La sua parentesi venne frenata da Aureliano nel 272, ma la figura di Zenobia è rimasta leggendaria: aveva allo stesso momento la personalità di una regina d’Oriente e di una vera romana.

Il Tempio di Bel prima della distruzione nel 2015

Il sito archeologico

Ai nostri giorni, il sito archeologico di Palmira, patrimonio UNESCO riconosciuto dal 1980, non è stato risparmiato dalla guerra civile in Siria. La distruzione dei monumenti simbolo di questo centro è iniziata nel 2013.

Il 21 maggio 2015 l’ISIS ha dichiarato catturata la città e il suo sito archeologico. Il 18 agosto venne ucciso l’archeologo siriano Khaled al-Asaad, ex direttore del sito, che si era strenuamente impegnato per difendere il patrimonio archeologico dalla distruzione.

La liberazione dell’area archeologica avvenne soltanto l’anno successivo, il 24 marzo 2016. Qualche mese dopo, nell’autunno, a Roma sono stati esposti alcuni dei reperti monumentali distrutti a Palmira e ricostruiti in scala 1:1 in Italia, con la mostra "Rinascere dalle distruzioni": il Toro antropomorfo di Nimrud, il soffitto del tempio di Bel e una delle sale dell’archivio di Stato del Palazzo di Ebla.

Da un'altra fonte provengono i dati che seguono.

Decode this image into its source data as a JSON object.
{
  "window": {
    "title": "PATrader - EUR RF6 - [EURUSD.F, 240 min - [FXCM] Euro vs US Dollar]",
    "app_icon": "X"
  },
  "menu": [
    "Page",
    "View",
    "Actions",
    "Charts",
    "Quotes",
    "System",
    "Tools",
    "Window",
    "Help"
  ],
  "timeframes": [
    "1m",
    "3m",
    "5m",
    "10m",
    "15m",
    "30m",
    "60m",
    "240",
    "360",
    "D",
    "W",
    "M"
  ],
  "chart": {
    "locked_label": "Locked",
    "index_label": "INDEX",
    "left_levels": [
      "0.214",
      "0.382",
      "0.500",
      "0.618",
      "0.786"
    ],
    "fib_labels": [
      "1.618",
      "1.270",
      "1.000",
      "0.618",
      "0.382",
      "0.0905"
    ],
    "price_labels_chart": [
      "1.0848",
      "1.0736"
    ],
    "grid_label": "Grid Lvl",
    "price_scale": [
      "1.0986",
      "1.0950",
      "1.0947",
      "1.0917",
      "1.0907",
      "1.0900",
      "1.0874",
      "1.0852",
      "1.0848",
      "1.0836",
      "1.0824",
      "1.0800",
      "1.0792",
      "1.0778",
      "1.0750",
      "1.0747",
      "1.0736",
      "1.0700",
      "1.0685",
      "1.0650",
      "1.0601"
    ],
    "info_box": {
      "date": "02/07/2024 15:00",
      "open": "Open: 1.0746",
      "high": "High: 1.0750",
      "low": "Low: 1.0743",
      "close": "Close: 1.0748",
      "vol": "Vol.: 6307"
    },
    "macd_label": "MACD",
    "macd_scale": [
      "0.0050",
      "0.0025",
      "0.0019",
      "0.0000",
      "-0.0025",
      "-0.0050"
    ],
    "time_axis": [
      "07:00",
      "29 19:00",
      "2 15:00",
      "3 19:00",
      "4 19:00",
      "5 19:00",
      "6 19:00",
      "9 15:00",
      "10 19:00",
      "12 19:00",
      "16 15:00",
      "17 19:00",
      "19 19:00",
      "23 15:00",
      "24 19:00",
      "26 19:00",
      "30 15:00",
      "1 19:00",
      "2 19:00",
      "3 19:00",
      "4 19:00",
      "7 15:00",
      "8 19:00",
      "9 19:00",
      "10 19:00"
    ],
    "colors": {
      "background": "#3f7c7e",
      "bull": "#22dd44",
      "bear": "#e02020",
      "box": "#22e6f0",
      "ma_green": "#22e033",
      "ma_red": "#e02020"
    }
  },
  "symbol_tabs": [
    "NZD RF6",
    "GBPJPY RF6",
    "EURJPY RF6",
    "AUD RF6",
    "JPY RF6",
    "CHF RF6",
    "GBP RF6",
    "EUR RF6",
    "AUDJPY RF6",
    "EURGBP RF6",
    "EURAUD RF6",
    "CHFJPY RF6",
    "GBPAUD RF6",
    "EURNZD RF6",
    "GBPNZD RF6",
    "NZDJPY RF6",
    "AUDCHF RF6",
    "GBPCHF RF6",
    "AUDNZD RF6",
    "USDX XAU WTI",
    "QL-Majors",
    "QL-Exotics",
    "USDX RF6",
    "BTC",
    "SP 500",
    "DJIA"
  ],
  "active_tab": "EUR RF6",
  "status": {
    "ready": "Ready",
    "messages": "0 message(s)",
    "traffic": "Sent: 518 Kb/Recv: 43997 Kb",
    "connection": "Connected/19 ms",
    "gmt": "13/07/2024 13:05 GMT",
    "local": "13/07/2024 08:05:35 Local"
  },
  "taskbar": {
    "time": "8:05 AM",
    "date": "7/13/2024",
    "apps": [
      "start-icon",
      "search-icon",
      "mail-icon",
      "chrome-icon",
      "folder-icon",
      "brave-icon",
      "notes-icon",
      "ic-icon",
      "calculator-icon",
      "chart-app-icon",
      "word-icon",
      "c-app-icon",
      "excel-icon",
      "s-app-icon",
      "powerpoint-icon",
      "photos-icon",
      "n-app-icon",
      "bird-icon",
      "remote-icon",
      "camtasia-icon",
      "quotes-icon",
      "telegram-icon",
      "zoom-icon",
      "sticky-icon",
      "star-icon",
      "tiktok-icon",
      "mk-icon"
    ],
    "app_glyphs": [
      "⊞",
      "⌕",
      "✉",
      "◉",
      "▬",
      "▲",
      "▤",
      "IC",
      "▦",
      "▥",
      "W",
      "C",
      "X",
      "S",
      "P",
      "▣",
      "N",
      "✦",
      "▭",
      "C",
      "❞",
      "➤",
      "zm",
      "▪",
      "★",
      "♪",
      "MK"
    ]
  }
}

Le spoglie di Khaled al-Asaad, insieme ai resti di altri due corpi, sono state ritrovate soltanto lo scorso febbraio, dopo quasi sei anni, nella località di Kahlul, a est di Palmira.

Nel giorno dell’anniversario della morte di Khaled al-Asaad abbiamo voluto ricordarlo attraverso un po’ di storia della città a cui lo studioso aveva dedicato quarant’anni della sua ricerca.